Soudain, il se figea. L'insidieuse avait instillé une nouvelle pensée, plus obscure. Le rythme cliquetant du clavier se suspendit pour laisser place à un silence que sa voix ténue vint briser :
« S’ils doivent tous avoir des ordres pour faire ce qui doit être fait…
« Si chaque action qu’ils réalisent est dictée par le gestionnaire du programme…
Il fronça les sourcils à mesure qu’il énumérait ces vérités. Son cœur accélérait au rythme d’une colère grandissante, l’enveloppant d’une caresse glaciale, à mesure que cette sombre idée germait en lui.
« Si… j’ai perdu le contrôle de la voiture…
Sa bouche peinait à articuler les mots, tant sa mâchoire était crispée.
« C’est que celui qui me guidait… m’a abandonné ? cracha-t-il finalement. Ou…
Il perdit son souffle, se leva brusquement, les yeux dans le vide, le regard furibond :
« Ou il l’a fait volontairement ?! »
Ses doigts se crispèrent à en faire blanchir ses phalanges.

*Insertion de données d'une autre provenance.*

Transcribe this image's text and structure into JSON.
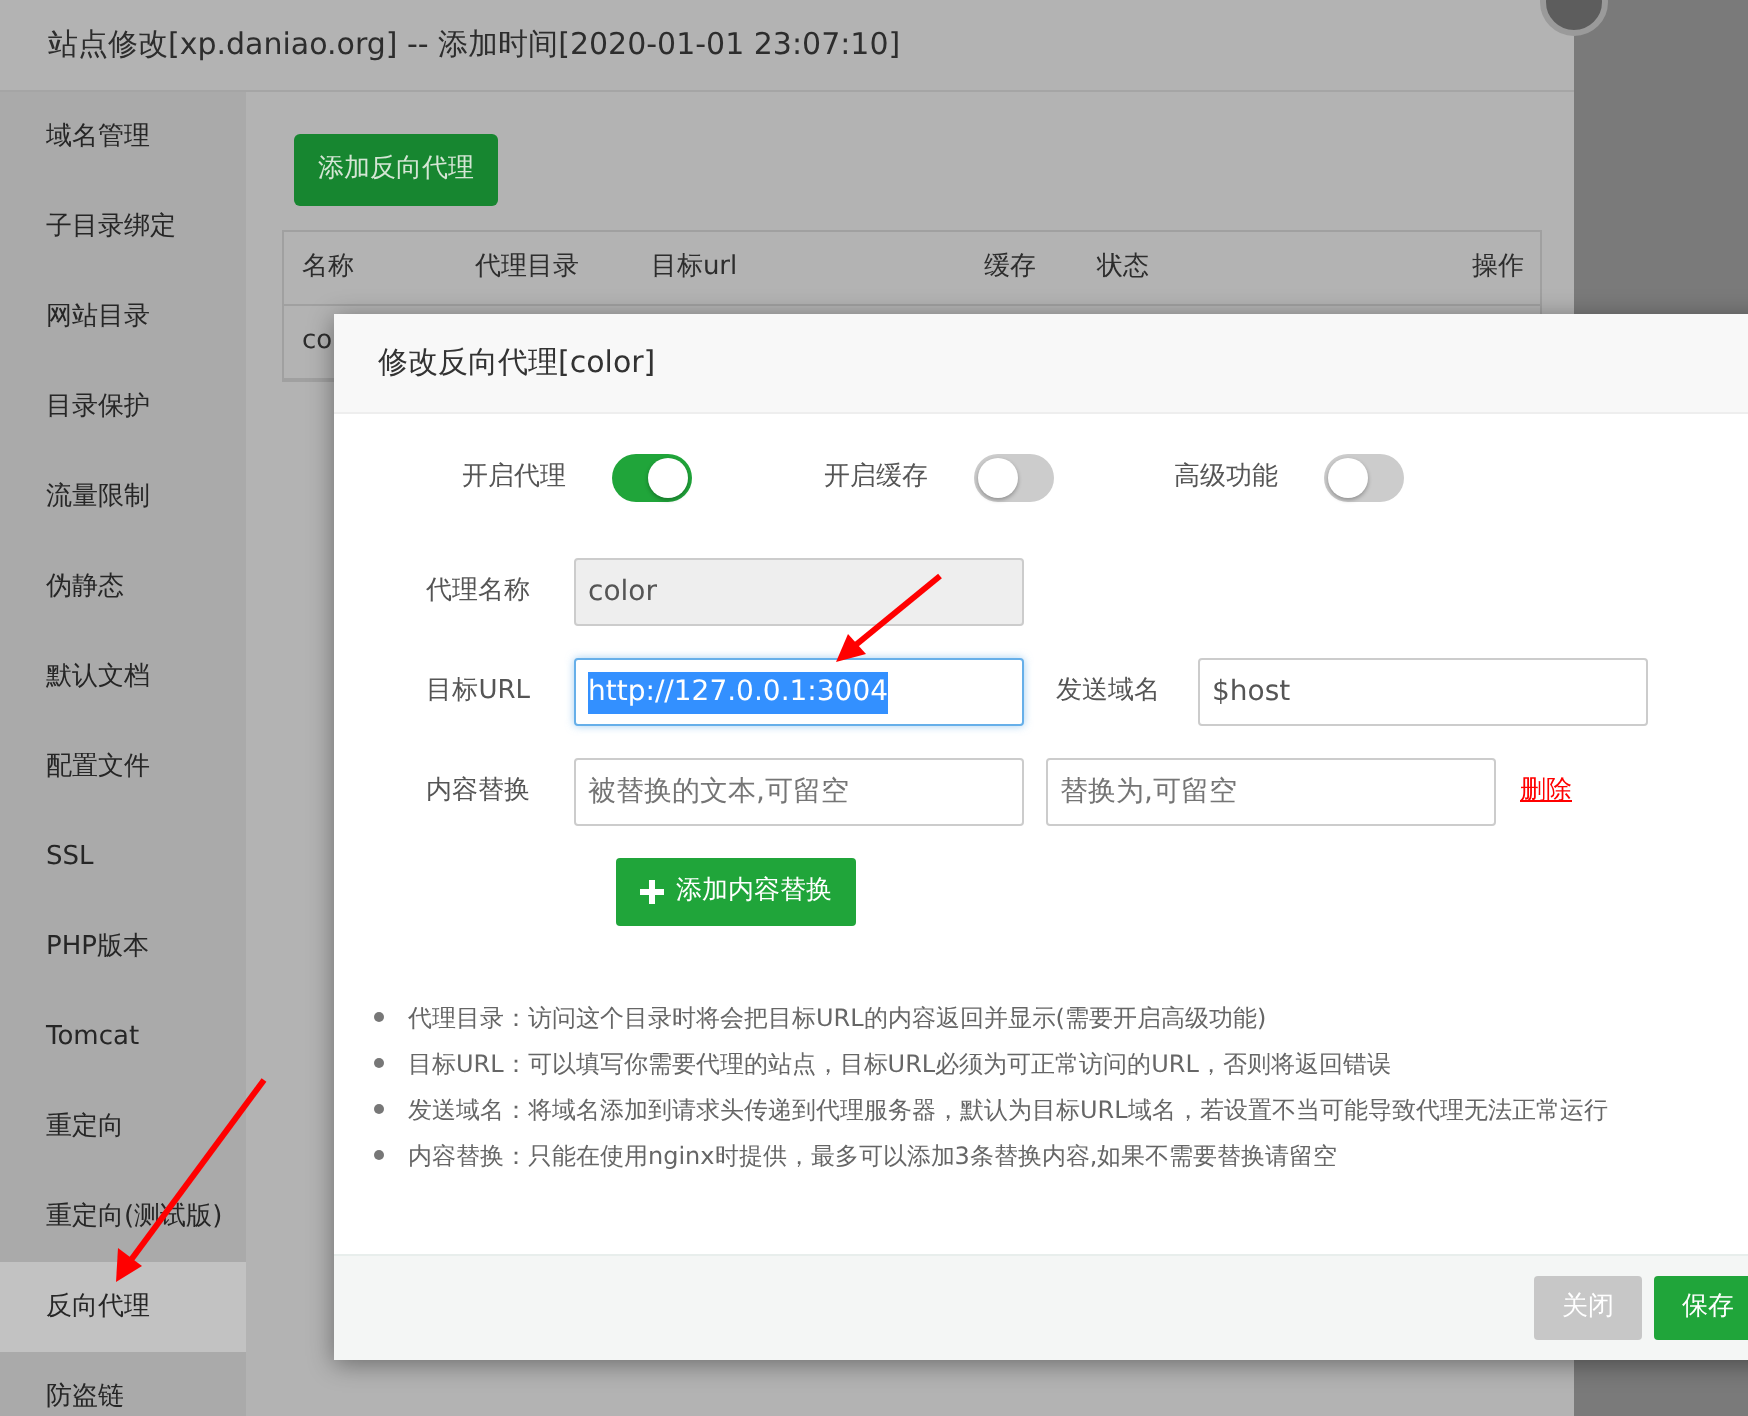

Dans une explosion de rancoeur, il balaya d’un geste violent tout ce qui se trouvait devant lui. Le clavier et la souris furent arrachés de leurs câbles et réalisèrent un vol plané avant de s’écraser avec force contre le mur de la penderie. Les feuilles griffonnées et les papiers d’emballage vide s’envolèrent, retombant comme des flocons de neige multicolores autour de lui.
Il y avait forcément quelqu'un avant lui, au contrôle de tout ça. C'était à cause de lui si Alix était morte ! On lui avait fait faire cet accident !
« Et moi qui me torturait à me sentir coupable ! » cria t-il.
La prise de conscience venait d'allumer un brasier ardent dans ses entrailles. L'envie de détruire quelque chose s'imposait, soupape de sûreté face à la colère, prête à le pousser à commettre quelque chose d’irréparable. Il bouscula la chaise et tourna comme un lion en cage, foulant du pied tout ce qu'il rencontrait. L'incapacité à identifier plus précisément le responsable ne faisait qu’aggraver le tourbillon de ces sentiments. Tout ce qui avait été refoulé, enfoui, nié, entrait maintenant en éruption. Après des années de passivité suite au drame, les quantités de médicaments destinés à effacer l’horreur et le poids de la responsabilité, la vérité tonnait en lui. Encouragé par le sevrage des psychotropes inhibiteurs, il pouvait enfin se révolter face à la terrible injustice. Une vague de colère déferlait, emportant toute sa résignation passée.
Ce n’était pas lui le coupable.
Il était ailleurs, là quelque part, dehors. Celui qui avait failli, celui qui avait décidé de son destin.
Il lui devint insupportable de rester cloitré dans cette chambre devenue trop étroire pour contenir sa colère. Il décrocha sa veste d’un geste sec, il claqua la porte derrière lui. La rue l'enveloppa de ténèbres et il remonta le trottoir d’un pas vif sans savoir réellement où il se dirigeait.
« Je te trouverai, enfoiré... Tu me dois une vie.